I’ve always wanted my spiritual sadhana or practice to be portable. So that I can practice wherever I find myself.
So I don’t want to carry a load of books around with me or a directory tree full of information in my laptop or in my brain. I want the whole matter to be simple and manageable.
So I asked myself, of all that you’ve read, what three statements can you arrive at that would provide the essence of spiritual effectiveness for me?
Remembering three key statements would be undoubtedly portable.
What would be the three most useful statements to keep me moving towards my goal?
I may have told you these before. I hope not. They are:
(1) What is most important to do right now?
(2) What do you hunger for?
(3) Choose one and go deeper.
The first two statements wake me up. When I answer them, I get to compare what they point to with what I’m doing. I get to see whether I’m walking around dead or alive, conscious or unconscious, self-nurturing or self-defeating.
The first one is a practical question. In the service of the Mother, what’s the most important thing for me to do right now? In my sacred partnership? In my friendships? Etc.
The second one is an intensely spiritual one. What do I hunger for? What must I have, be, or do?
The third statement reminds me to channel my efforts by choosing one and then going deeper than I’m going right now. (For some people, it’ll be higher, rather than deeper.)

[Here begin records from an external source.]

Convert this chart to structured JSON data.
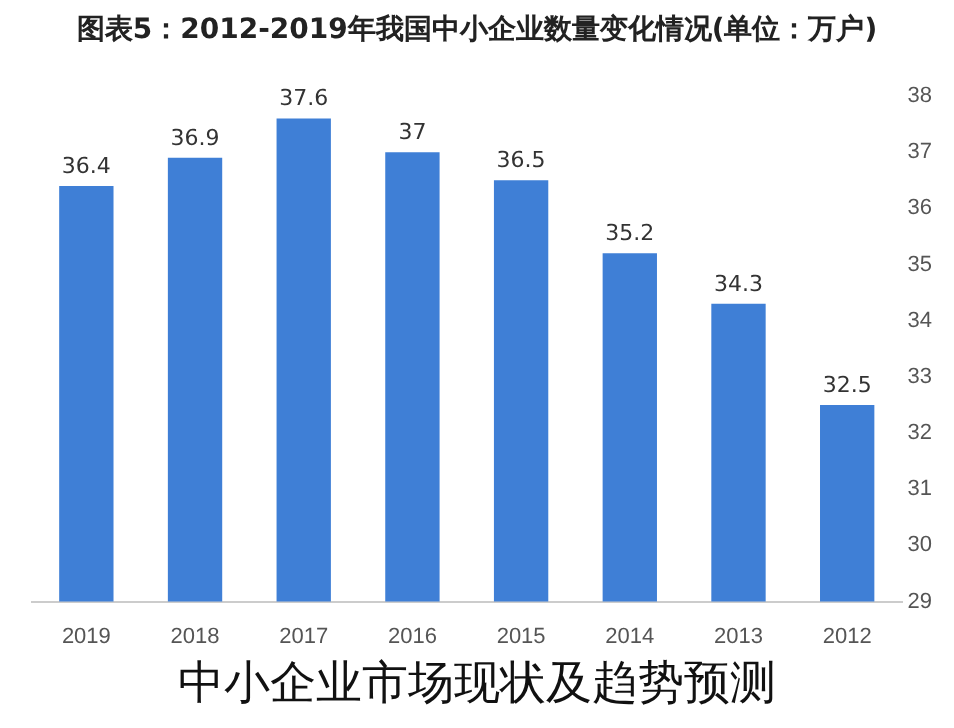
{
  "chart_data": {
    "type": "bar",
    "title": "图表5：2012-2019年我国中小企业数量变化情况(单位：万户)",
    "categories": [
      "2019",
      "2018",
      "2017",
      "2016",
      "2015",
      "2014",
      "2013",
      "2012"
    ],
    "values": [
      36.4,
      36.9,
      37.6,
      37,
      36.5,
      35.2,
      34.3,
      32.5
    ],
    "color": "#3f7fd6",
    "ylim": [
      29,
      38
    ],
    "yticks": [
      29,
      30,
      31,
      32,
      33,
      34,
      35,
      36,
      37,
      38
    ],
    "grid": false,
    "data_labels": true,
    "legend": false,
    "annotations": [
      "中小企业市场现状及趋势预测"
    ]
  }
}
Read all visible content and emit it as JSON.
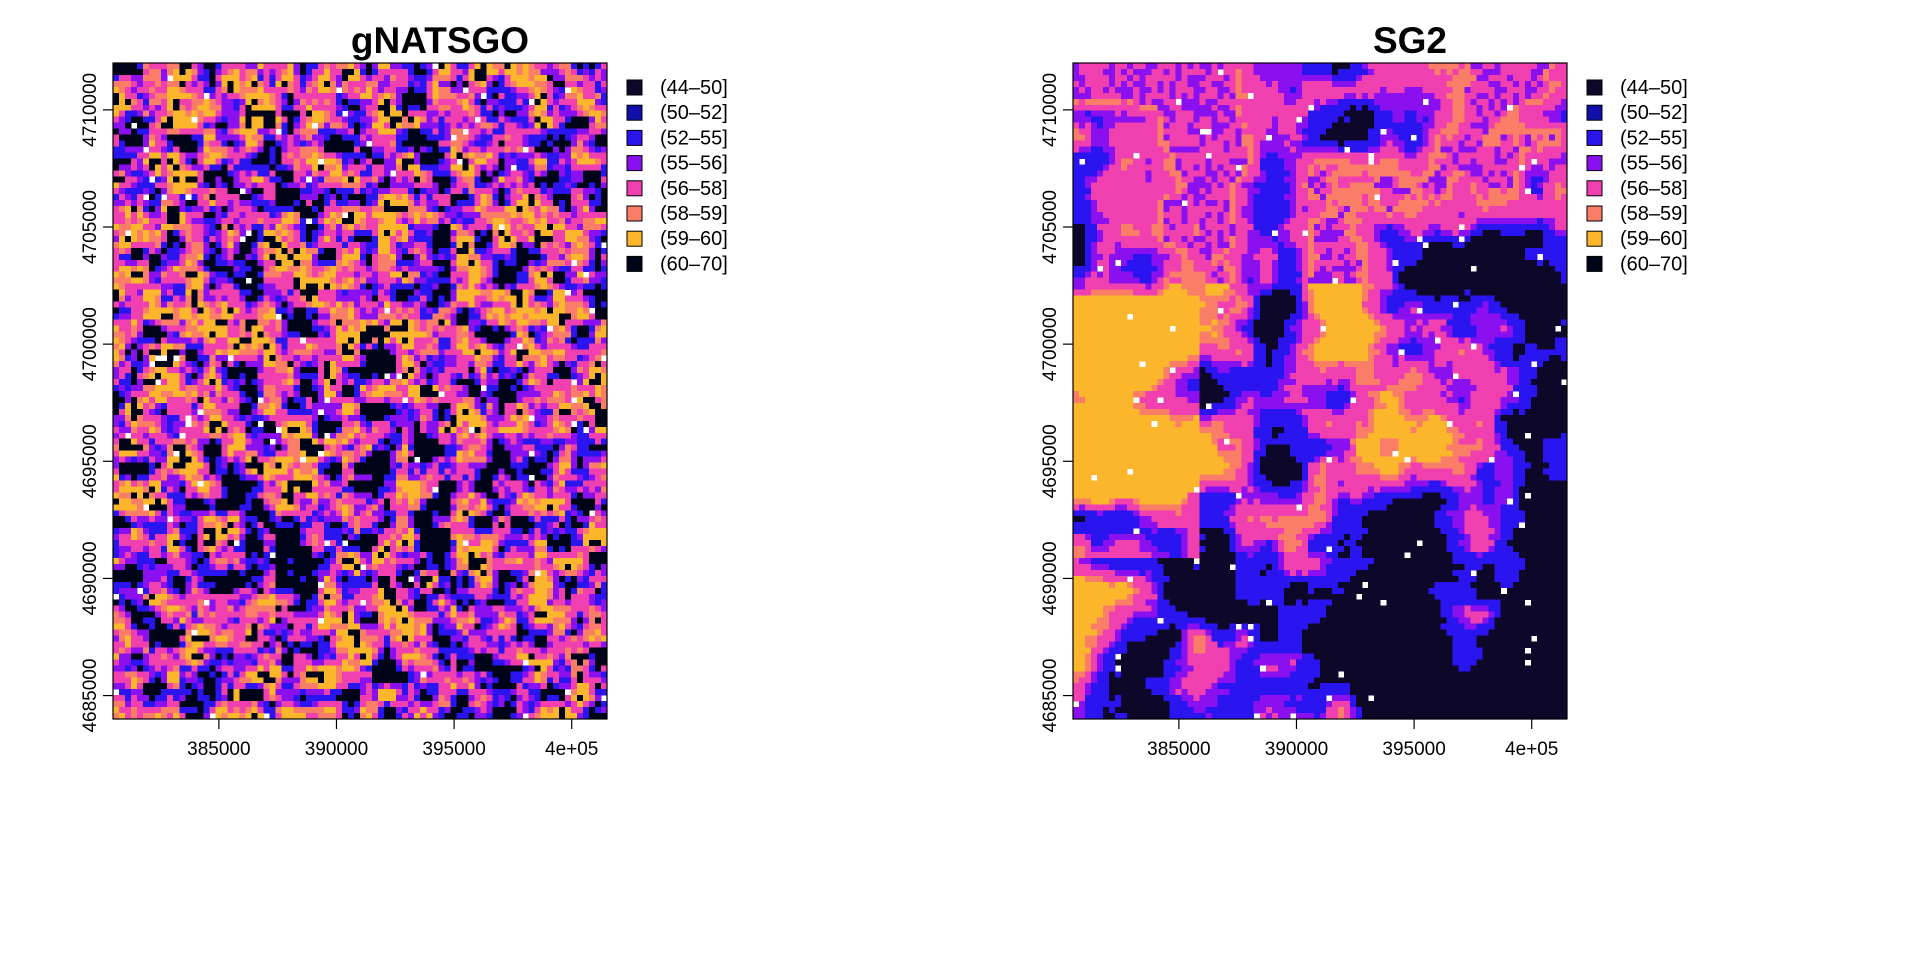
{
  "panels": [
    {
      "title": "gNATSGO",
      "pattern": "mixed",
      "x_ticks": [
        "385000",
        "390000",
        "395000",
        "4e+05"
      ],
      "y_ticks": [
        "4685000",
        "4690000",
        "4695000",
        "4700000",
        "4705000",
        "4710000"
      ]
    },
    {
      "title": "SG2",
      "pattern": "smooth",
      "x_ticks": [
        "385000",
        "390000",
        "395000",
        "4e+05"
      ],
      "y_ticks": [
        "4685000",
        "4690000",
        "4695000",
        "4700000",
        "4705000",
        "4710000"
      ]
    }
  ],
  "legend": {
    "classes": [
      {
        "label": "(44–50]",
        "color": "#0d0829"
      },
      {
        "label": "(50–52]",
        "color": "#1010a8"
      },
      {
        "label": "(52–55]",
        "color": "#2a14f0"
      },
      {
        "label": "(55–56]",
        "color": "#8a10f0"
      },
      {
        "label": "(56–58]",
        "color": "#f03fae"
      },
      {
        "label": "(58–59]",
        "color": "#fa7d68"
      },
      {
        "label": "(59–60]",
        "color": "#fbb62c"
      },
      {
        "label": "(60–70]",
        "color": "#000418"
      }
    ]
  },
  "x_axis": {
    "ticks": [
      385000,
      390000,
      395000,
      400000
    ]
  },
  "y_axis": {
    "ticks": [
      4685000,
      4690000,
      4695000,
      4700000,
      4705000,
      4710000
    ]
  }
}
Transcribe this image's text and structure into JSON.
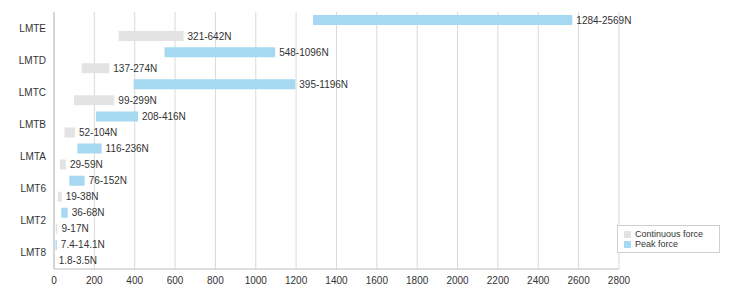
{
  "chart_data": {
    "type": "bar",
    "orientation": "horizontal",
    "categories": [
      "LMTE",
      "LMTD",
      "LMTC",
      "LMTB",
      "LMTA",
      "LMT6",
      "LMT2",
      "LMT8"
    ],
    "series": [
      {
        "name": "Peak force",
        "color": "#a6d8f2",
        "values": [
          [
            1284,
            2569
          ],
          [
            548,
            1096
          ],
          [
            395,
            1196
          ],
          [
            208,
            416
          ],
          [
            116,
            236
          ],
          [
            76,
            152
          ],
          [
            36,
            68
          ],
          [
            7.4,
            14.1
          ]
        ],
        "value_labels": [
          "1284-2569N",
          "548-1096N",
          "395-1196N",
          "208-416N",
          "116-236N",
          "76-152N",
          "36-68N",
          "7.4-14.1N"
        ]
      },
      {
        "name": "Continuous force",
        "color": "#e3e3e3",
        "values": [
          [
            321,
            642
          ],
          [
            137,
            274
          ],
          [
            99,
            299
          ],
          [
            52,
            104
          ],
          [
            29,
            59
          ],
          [
            19,
            38
          ],
          [
            9,
            17
          ],
          [
            1.8,
            3.5
          ]
        ],
        "value_labels": [
          "321-642N",
          "137-274N",
          "99-299N",
          "52-104N",
          "29-59N",
          "19-38N",
          "9-17N",
          "1.8-3.5N"
        ]
      }
    ],
    "xlim": [
      0,
      2800
    ],
    "xticks": [
      0,
      200,
      400,
      600,
      800,
      1000,
      1200,
      1400,
      1600,
      1800,
      2000,
      2200,
      2400,
      2600,
      2800
    ],
    "grid": true,
    "legend": "lower right",
    "data_labels": true
  }
}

If I didn’t feel a need to go deeper, the idea to use these three statements would not arise in my mind. Or would arise and be dismissed.
If I was in a state of transformative or higher-dimensional love at this moment – and I’m not – I’d only be hungering for more love, nothing else. It seems that love is all we ever hunger for.
I know there is a place where total satisfaction is our continuous state of being. I’ve dropped in and then reluctantly had to leave. Feeling that kind of love brings with it total satisfaction – a total lack of wanting – for anything else but more of itself.
After the planetary heart opening, folks will read that last sentence and say, “Well, that’s bloody obvious. Of course. What’s the big deal? Why is he writing about it?”
But now it sounds like mystical mumbo-jumbo. It’s so hard to understand from outside the space and perfectly obvious from inside.
I have a foot in both worlds. I’m wafted away at the remembrance of that state of being and yet my consciousness is firmly anchored in this everyday state. In which do I belong? From which do I come? I can’t give up the one and I won’t give up the other.
It’s a dilemma that only transformative love will resolve.
That’s what I hunger for. That’s what I choose and I will go deeper with it. Right now.
This spiritual practice is portable. Its goal is a permanent heart opening and the free flowing of an inner tsunami of love.